In almost exactly the same way, Albom’s heaven involves not leaving oneself behind but studying oneself more intensely than was ever possible on Earth. Eddie, the 83-year-old protagonist, dies saving a girl from a roller-coaster accident. Arriving in heaven, he learns that he must confront the five people he has most intimately affected and been affected by. He reviews his whole life, with the goal—again as in therapy—of putting his demons to rest. Eddie feared and resented his father, but he learns to see him as just a flawed human being who meant well. He neglected his wife but gets to spend more quality time with her and earn her forgiveness.
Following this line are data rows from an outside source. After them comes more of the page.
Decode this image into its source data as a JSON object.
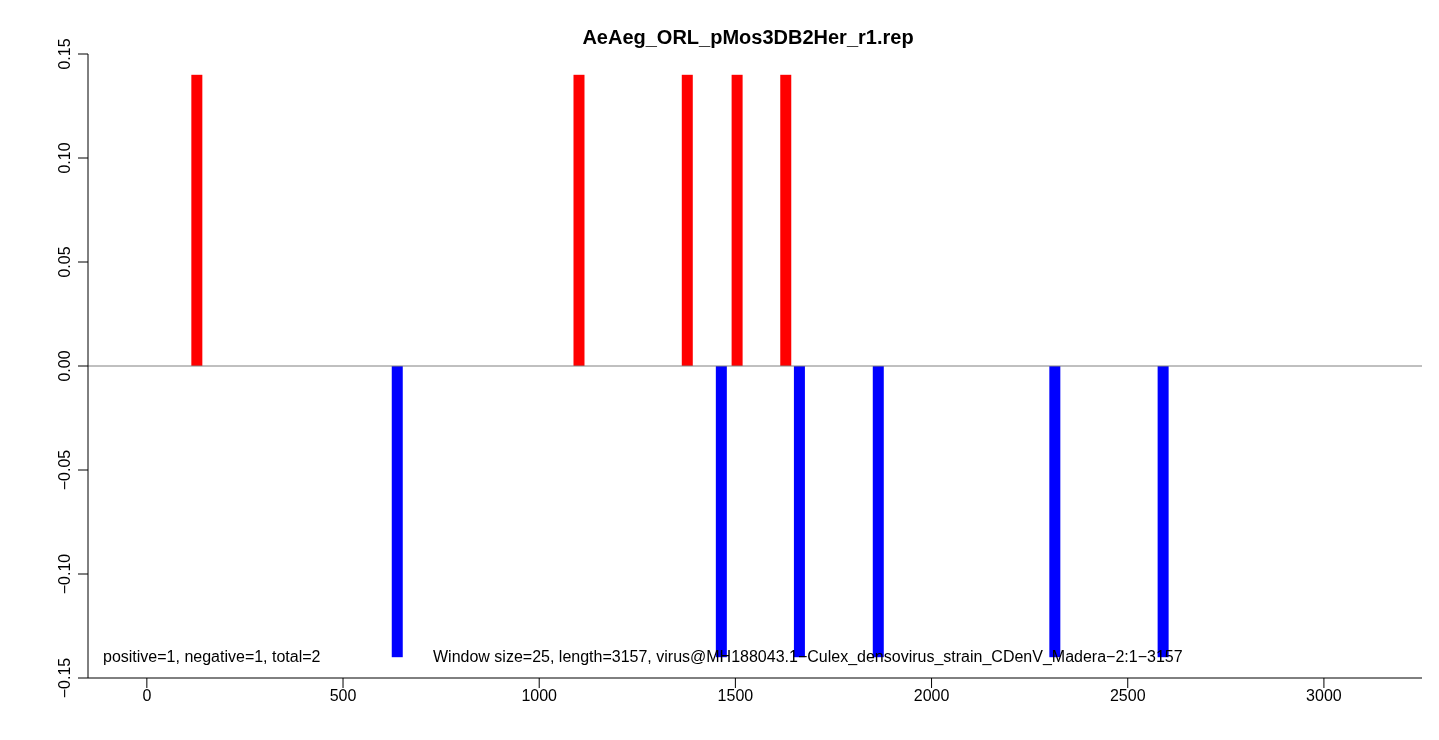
{
  "chart_data": {
    "type": "bar",
    "title": "AeAeg_ORL_pMos3DB2Her_r1.rep",
    "series": [
      {
        "color": "#ff0000",
        "x": [
          134,
          1108,
          1384,
          1511,
          1635
        ],
        "values": [
          0.14,
          0.14,
          0.14,
          0.14,
          0.14
        ]
      },
      {
        "color": "#0000ff",
        "x": [
          634,
          1460,
          1659,
          1860,
          2310,
          2586
        ],
        "values": [
          -0.14,
          -0.14,
          -0.14,
          -0.14,
          -0.14,
          -0.14
        ]
      }
    ],
    "xlim": [
      -150,
      3250
    ],
    "xticks": [
      0,
      500,
      1000,
      1500,
      2000,
      2500,
      3000
    ],
    "ylim": [
      -0.15,
      0.15
    ],
    "yticks": [
      {
        "value": -0.15,
        "label": "−0.15"
      },
      {
        "value": -0.1,
        "label": "−0.10"
      },
      {
        "value": -0.05,
        "label": "−0.05"
      },
      {
        "value": 0,
        "label": "0.00"
      },
      0.05,
      {
        "value": 0.1,
        "label": "0.10"
      },
      0.15
    ],
    "ref_lines": [
      {
        "axis": "y",
        "value": 0,
        "color": "#808080"
      }
    ],
    "annotations": [
      "positive=1, negative=1, total=2",
      "Window size=25, length=3157, virus@MH188043.1−Culex_densovirus_strain_CDenV_Madera−2:1−3157"
    ],
    "grid": false,
    "legend": false
  }
}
What these visions of heaven have in common is their refusal of transcendence. They are unable to believe in anything more important than the individual human being or more significant than his or her earthly suffering. What makes them distinctly 21st-century heavens is the nature of that suffering. DeStefano’s heaven is really just an updated Cockaigne, full of the latest refinements in luxury. Albom and Sebold, on the other hand, could only be the products of our affluent, post-religious society—not pious enough to be concerned with God and not hungry enough to fantasize about food. Instead, the afflictions they want heaven to cure are the very ones our wealth seems to aggravate: loneliness, alienation, emotional deprivation. Instead of being “God’s spies,” as Shakespeare wrote in King Lear, we will spy for ourselves, on ourselves; heaven means a chance to get our inner lives right at last. (The same principle is at work in the Bill Murray movie Groundhog Day, which in its relentless focus on self-improvement, rather than self-sacrifice, updates It’s a Wonderful Life for the 1990s.) Instead of angelic choirs, it now seems, we will be greeted in heaven by the sound of a billion voices, all talking about themselves.